Finance Minister Ibrahim Ameer had informed the Parliament he would be unable to attend the morning sitting to present the budget, citing poor health.

Article 47 of the Parliament’s Standing Orders stipulate that the annual state budget must be submitted to the Parliament by November 1. And it must be presented by the finance minister.

The government had been originally scheduled to present the budget on October 31. However, MDP lawmakers blocked the sitting due to lack of work on a no-confidence motion they filed against Speaker Mohamed Nasheed.

Ameer had decided against attending the sitting under the advisement of Attorney General Ibrahim Riffath.

The no-confidence motion against Nasheed, which was initially tabled for October 26, had remained stymied after Eva, Nasheed’s cousin and fellow Democrats member, called in sick all through that week.

The Parliament’s Secretariat had decided that only the Deputy Speaker can chair sittings in the event of a no-confidence motion against the Speaker.

The MDP lodged a constitutional case with the Supreme Court, which last week found the Secretariat’s decision to halt the motion unconstitutional.

The motion was then re-scheduled to Sunday.

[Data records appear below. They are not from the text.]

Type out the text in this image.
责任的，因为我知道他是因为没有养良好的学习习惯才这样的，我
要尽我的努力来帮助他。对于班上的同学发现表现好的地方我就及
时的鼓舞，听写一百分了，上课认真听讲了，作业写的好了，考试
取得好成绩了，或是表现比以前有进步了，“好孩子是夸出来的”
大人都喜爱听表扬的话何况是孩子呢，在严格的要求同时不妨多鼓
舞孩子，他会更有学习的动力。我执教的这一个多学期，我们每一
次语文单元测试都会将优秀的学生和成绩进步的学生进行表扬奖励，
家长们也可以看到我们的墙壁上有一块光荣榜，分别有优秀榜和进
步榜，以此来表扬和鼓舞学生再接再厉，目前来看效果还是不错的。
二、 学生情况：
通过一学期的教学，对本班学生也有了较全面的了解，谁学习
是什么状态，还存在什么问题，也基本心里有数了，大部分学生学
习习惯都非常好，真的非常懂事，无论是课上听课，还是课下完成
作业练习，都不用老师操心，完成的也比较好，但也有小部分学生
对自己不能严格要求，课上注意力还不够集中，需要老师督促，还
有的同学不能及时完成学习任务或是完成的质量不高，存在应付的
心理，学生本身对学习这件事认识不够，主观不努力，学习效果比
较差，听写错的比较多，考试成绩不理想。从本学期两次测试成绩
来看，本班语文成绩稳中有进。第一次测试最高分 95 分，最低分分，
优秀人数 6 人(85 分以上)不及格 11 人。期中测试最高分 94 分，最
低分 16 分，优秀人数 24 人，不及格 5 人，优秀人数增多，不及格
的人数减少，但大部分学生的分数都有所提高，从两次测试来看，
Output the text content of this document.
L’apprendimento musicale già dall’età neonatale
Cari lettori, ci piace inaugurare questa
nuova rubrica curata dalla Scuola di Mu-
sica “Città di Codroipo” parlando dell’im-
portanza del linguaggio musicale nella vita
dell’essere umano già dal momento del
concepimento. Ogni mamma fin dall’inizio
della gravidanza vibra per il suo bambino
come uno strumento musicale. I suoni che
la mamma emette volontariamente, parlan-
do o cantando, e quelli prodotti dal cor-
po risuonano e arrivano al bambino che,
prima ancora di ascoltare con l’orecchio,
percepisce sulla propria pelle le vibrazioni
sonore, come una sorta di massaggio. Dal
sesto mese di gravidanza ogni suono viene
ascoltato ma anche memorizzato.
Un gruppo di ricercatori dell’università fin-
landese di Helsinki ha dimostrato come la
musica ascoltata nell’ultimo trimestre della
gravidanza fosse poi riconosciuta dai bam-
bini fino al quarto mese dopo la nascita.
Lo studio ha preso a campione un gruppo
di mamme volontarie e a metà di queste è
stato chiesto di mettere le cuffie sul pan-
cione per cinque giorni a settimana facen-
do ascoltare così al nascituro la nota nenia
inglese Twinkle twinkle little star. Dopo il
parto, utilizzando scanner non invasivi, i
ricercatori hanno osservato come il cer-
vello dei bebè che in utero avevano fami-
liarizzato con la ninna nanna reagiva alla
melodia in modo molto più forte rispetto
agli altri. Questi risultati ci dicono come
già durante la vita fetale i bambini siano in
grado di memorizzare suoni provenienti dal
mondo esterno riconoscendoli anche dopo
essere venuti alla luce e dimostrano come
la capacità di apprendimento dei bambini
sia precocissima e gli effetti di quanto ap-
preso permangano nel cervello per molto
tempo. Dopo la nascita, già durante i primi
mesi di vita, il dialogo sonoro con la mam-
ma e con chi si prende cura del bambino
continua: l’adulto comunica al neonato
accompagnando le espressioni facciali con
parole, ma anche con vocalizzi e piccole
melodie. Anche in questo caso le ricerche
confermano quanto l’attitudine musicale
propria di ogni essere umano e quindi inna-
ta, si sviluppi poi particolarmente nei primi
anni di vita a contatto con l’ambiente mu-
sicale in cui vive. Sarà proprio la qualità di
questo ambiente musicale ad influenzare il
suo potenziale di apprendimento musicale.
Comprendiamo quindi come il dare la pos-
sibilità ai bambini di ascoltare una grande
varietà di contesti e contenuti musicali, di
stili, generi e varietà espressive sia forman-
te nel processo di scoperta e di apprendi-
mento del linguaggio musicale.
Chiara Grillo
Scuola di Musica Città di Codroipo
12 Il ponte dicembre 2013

But Vilufushi MP Hassan Afeef, who chaired the sitting, rejected the motion and instructed the MDP to re-submit it, agreeing with members of his party Democrats that the it did not fit the standards for a motion.

The Parliament’s Secretariat refused to back the decision and rescheduled the motion for the afternoon. But Eva, who chaired the sitting, said she did not believe the motion could be processed given the presidency’s earlier dismissal of the case.